Yapay zekânın sınırları nerede başlıyor, insanın sınırları nerede bitiyor?
Sevgi, acı ve umut, insan kaderini nasıl şekillendiriyor?
Asgar, “Düşünsel Gürültüler” arasında kendi gerçeğini bulabilecek mi?
“Vebalı Bellek”in devamı olan bu sürükleyici hikâye, sizi düşünmeye, sorgulamaya ve Asgar’ın gizemli dünyasına kapılmaya davet ediyor.
Yazar Hakkında
İlkokul, ortaokul ve liseyi memleketim Mersin Tarsus’ta tamamladıktan sonra üniversiteyi Giresun Üniversitesi Eğitim Fakültesinde Sosyal Bilgiler Öğretmenliği okudum. Askerliğimi yedek subay olarak Isparta’nın Eğirdir ilçesinde, Hakkâri’nin Şemdinli ve Derecik ilçelerinde yerine getirdim. 32 yaşındayım ve şu anda memleketimde yaşıyor ve şimdilerde bir diyaliz merkezinde çalışıyorum. Yani henüz yolun başında hayallerinin peşinde giderken sizlere ilk hikâye serimle “Merhaba” demekteyim.

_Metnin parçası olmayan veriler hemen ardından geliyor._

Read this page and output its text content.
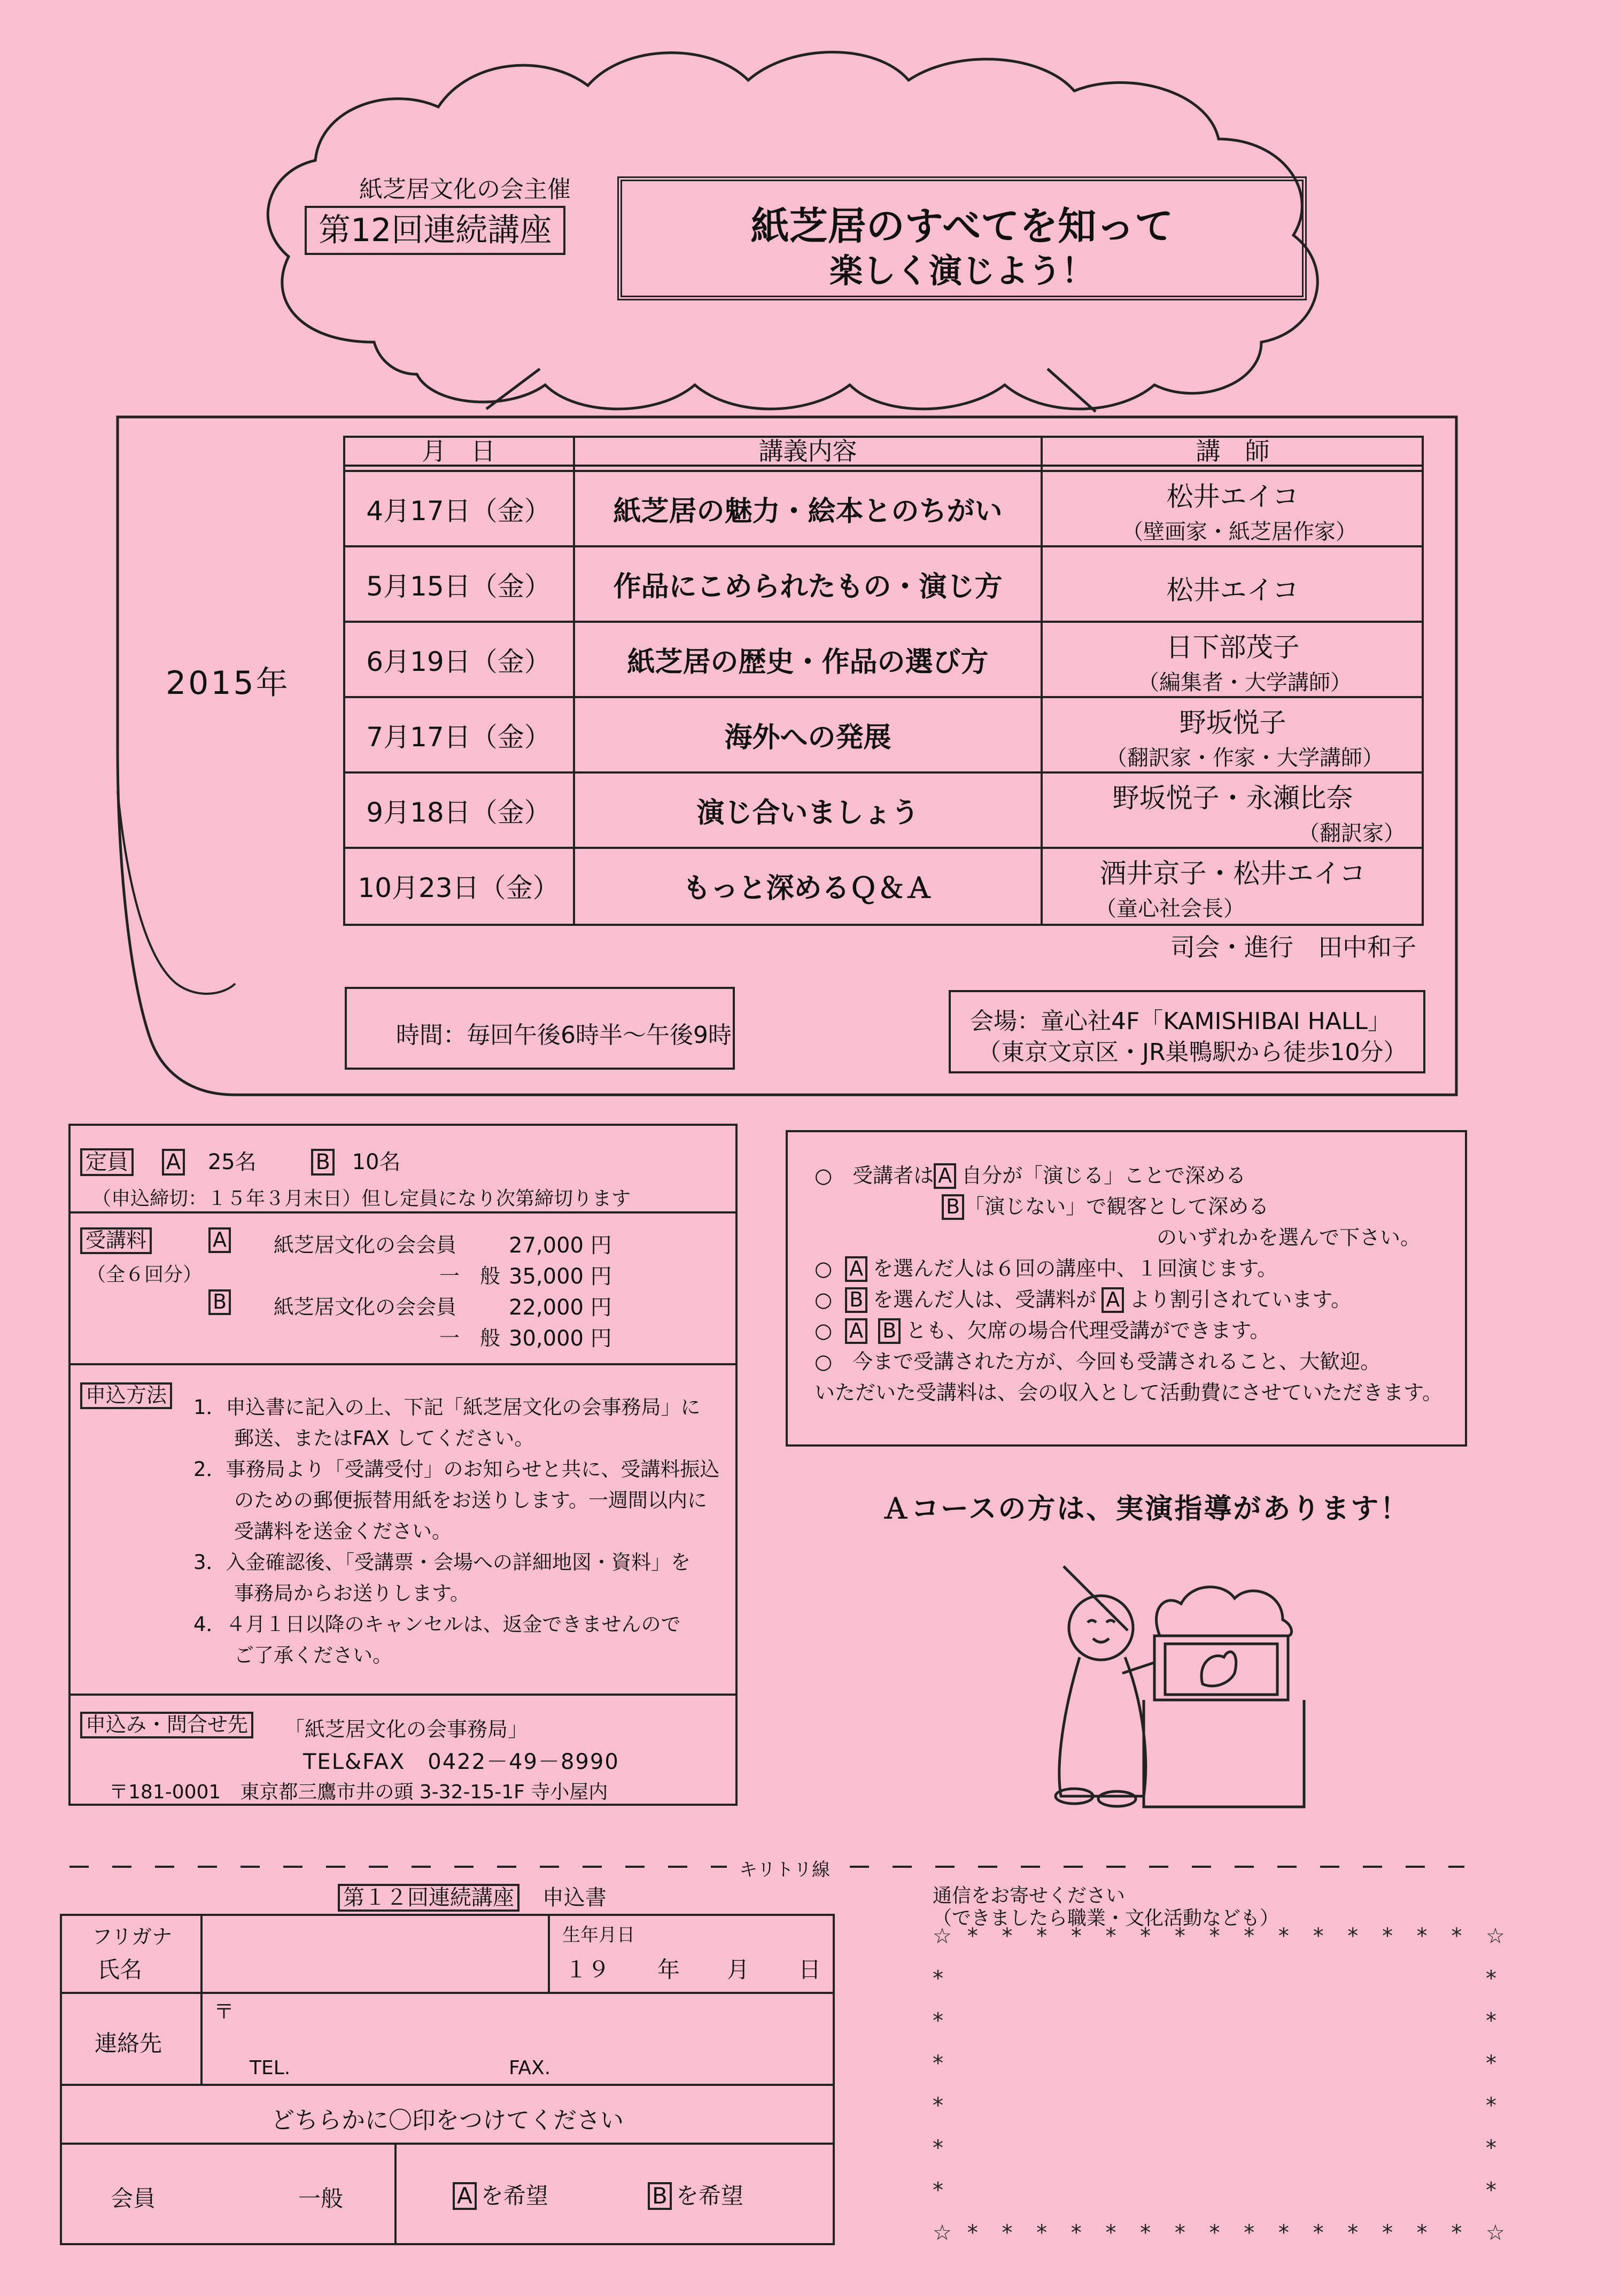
紙芝居文化の会主催
第12回連続講座	紙芝居のすべてを知って
楽しく演じよう！
2015年
月　日	講義内容	講　師
4月17日（金）	紙芝居の魅力・絵本とのちがい	松井エイコ
（壁画家・紙芝居作家）
5月15日（金）	作品にこめられたもの・演じ方	松井エイコ
6月19日（金）	紙芝居の歴史・作品の選び方	日下部茂子
（編集者・大学講師）
7月17日（金）	海外への発展	野坂悦子
（翻訳家・作家・大学講師）
9月18日（金）	演じ合いましょう	野坂悦子・永瀬比奈
（翻訳家）
10月23日（金）	もっと深めるＱ＆Ａ	酒井京子・松井エイコ
（童心社会長）
司会・進行　田中和子
時間：毎回午後6時半～午後9時
会場：童心社4F「KAMISHIBAI HALL」
（東京文京区・JR巣鴨駅から徒歩10分）
定員 A 25名	B 10名
（申込締切：１５年３月末日）但し定員になり次第締切ります
受講料
（全６回分）
A 紙芝居文化の会会員 27,000 円
一　般 35,000 円
B 紙芝居文化の会会員 22,000 円
一　般 30,000 円
申込方法
1．申込書に記入の上、下記「紙芝居文化の会事務局」に
郵送、またはFAX してください。
2．事務局より「受講受付」のお知らせと共に、受講料振込
のための郵便振替用紙をお送りします。一週間以内に
受講料を送金ください。
3．入金確認後、「受講票・会場への詳細地図・資料」を
事務局からお送りします。
4．４月１日以降のキャンセルは、返金できませんので
ご了承ください。
申込み・問合せ先 「紙芝居文化の会事務局」
TEL&FAX　0422－49－8990
〒181-0001　東京都三鷹市井の頭 3-32-15-1F 寺小屋内
○　受講者は A 自分が「演じる」ことで深める
B 「演じない」で観客として深める
のいずれかを選んで下さい。
○ A を選んだ人は６回の講座中、１回演じます。
○ B を選んだ人は、受講料が A より割引されています。
○ A B とも、欠席の場合代理受講ができます。
○　今まで受講された方が、今回も受講されること、大歓迎。
いただいた受講料は、会の収入として活動費にさせていただきます。
Ａコースの方は、実演指導があります！
キリトリ線
第１２回連続講座 申込書
フリガナ
氏名
生年月日
１９ 年 月 日
連絡先
〒
TEL.	FAX.
どちらかに〇印をつけてください
会員	一般	A を希望	B を希望
通信をお寄せください
（できましたら職業・文化活動なども）
☆
☆
*
*
*
*
*
*
*
*
*
*
*
*
*
*
*
*
*
*
*
*
*
*
*
*
*
*
*
*
*
*
☆
☆
*	*
*	*
*	*
*	*
*	*
*	*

Yazarlığa adımımsa çocukluğumdan kaynaklı. Çok olmasa da çocuklarının üstüne titreyen korumacı bir yapıya sahip anne ve babamın kişiliğimin gelişmesine etkisi olduğunu düşünüyorum. Çocukluğumun, yaşıtlarımla koşup oynamaktan ziyade daha çok oyuncakları ile onları konuşturarak oynayan, başını yastığa koyduğunda hayali karakterler ve hikâyeler oluşturarak geçmesi, yaşanması mümkünken yaşanmayıp iç dünyamda kalanların ara ara kendisini hissettirerek beni baskı altına alması ve benim uzunca bir süre bunları görmezden gelmelerimin artık beni bunalttığı bir evrede yazarak veya kendimle ya da birileri ile konuşarak içimden uzaklaştırıp rahata kavuşturduğunu hissetmemle başladı. Bu fark edişle o günden beri aklıma gelenleri not edinmeyi adet edindim. Çevremde olup bitenleri gözlemlemeye başladıkça da yavaş yavaş yazım hayatıma giden süreç başladı. İç dünyamdan ve dış dünyamdan edindiklerim birbirleriyle yoğrulurken de Asgar Ayman’ın ortaya çıkması ‘Sığna’ serüvenini yazmamı sağladı. On beşinci yaşımın ortalarında başlayan bu serüvene dair edinimimde onuncu yıla girdiğim sıralar hayatımın çalkantılı bir döneminde kaleme alış sürecim başladı. Ve dört buçuk yılda bu serüveni kaleme alırken yazarlığa dair de “Yolda öğrenmek” öğretisinin vücut buluşu oldum. Elbette bu yola başlarken korkularım ve tecrübesizliğin tedirginliği vardı. Bilmemek tedirgin eder insanı. Etrafa dağılmış, bir peçeteye dahi yazılmış notları birleştirmeye, hikâyenin gidişine göre ayırıp sınıflandırmayı yapmama rağmen bile Asgar Ayman’ın serüvenine nasıl başlangıç yapacağımı bilemedim. Bir süre böyle devam etti. Süreç uzadıkça da kendimi yazmaya hazır hissetmediğimi düşündüğüm günlerden birinde birdenbire gelen bir fikirle ilk hikâyeme başlangıç yapmak böylelikle nasip oldu.